There’s hardly any mechanism to monitor tigers that have strayed out of their designated habitat. The flaw keeps drifters out of the loop and the forest officials have no clue about them.
Among the missing tigers in recent times was Ookhan of Tadoba-Andhari in Maharashtra. He was found this March at a place about 100km away from where he was spotted last almost four years ago.
The photograph taken in 2013 helped track the seven-year-old male. Stripe patterns are unique to every tiger and that is their identity marker.
Ookhan is a lucky break on a long list of tigers that went missing and never found.
The Maharashtra forest department has yet to trace Jai, the iconic tiger of Nagpur’s Umred Karhandla wildlife sanctuary, who went missing on April 18, 2016.

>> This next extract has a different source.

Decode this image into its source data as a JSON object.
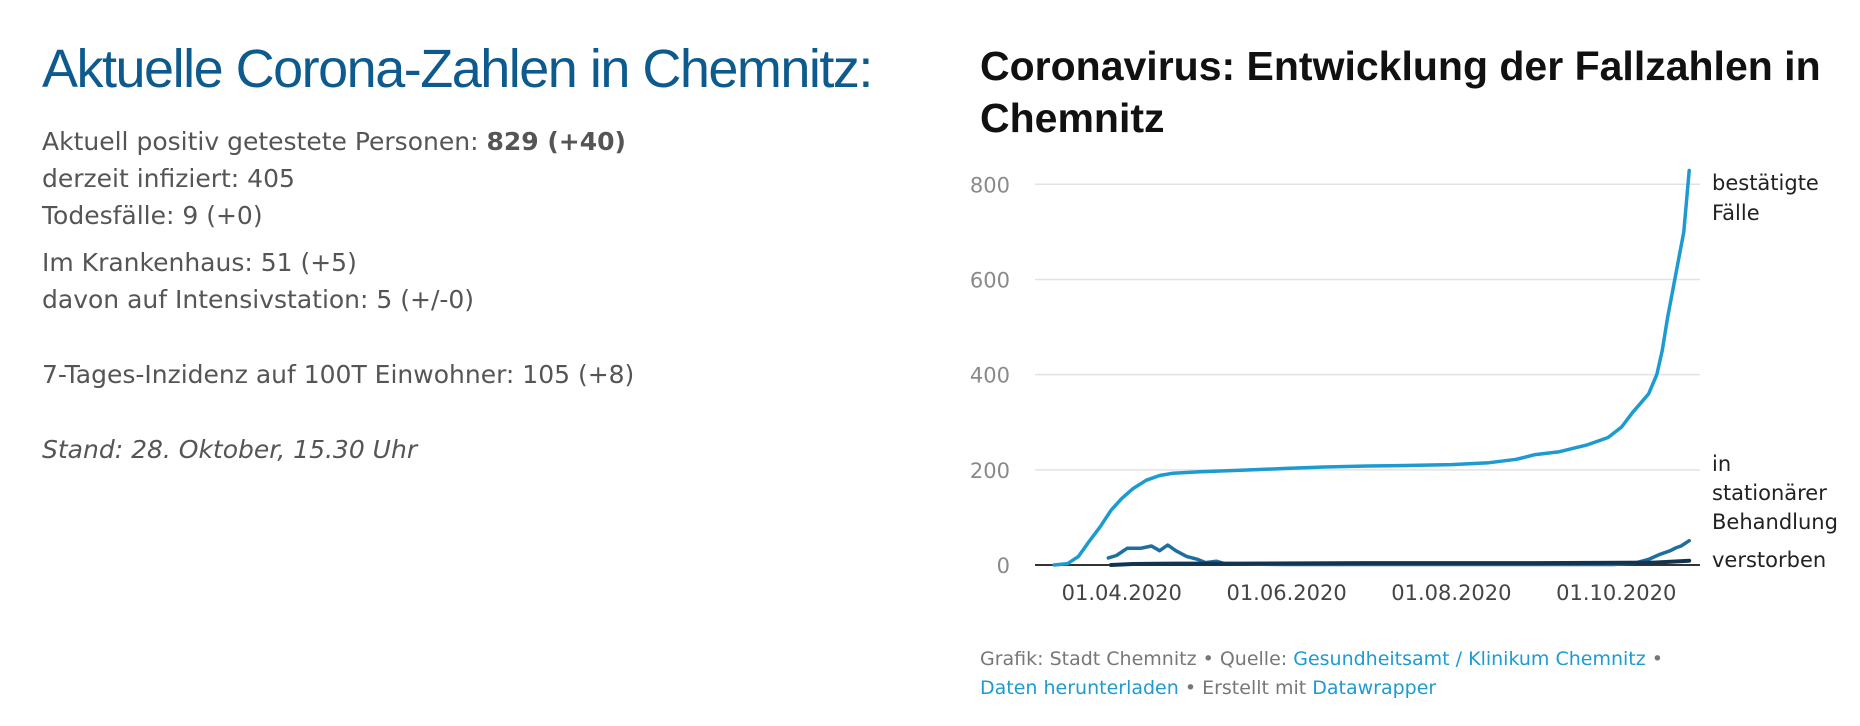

A year later, and after searches across Maharashtra, Andhra Pradesh and Telangana, forest officials have no clue if the animal with a radio collar around its neck is alive or dead.
Ookhan or Jai are not stray cases. It is quite common in the wild for dominant tigers occupying the rich prey base to push out the weaker ones to the hinterland.
A tiger’s territory range from 10 to 12 square km, and the number of tigers moving out to different zones for food and water has increased recently with their population rising on the back of conservation efforts.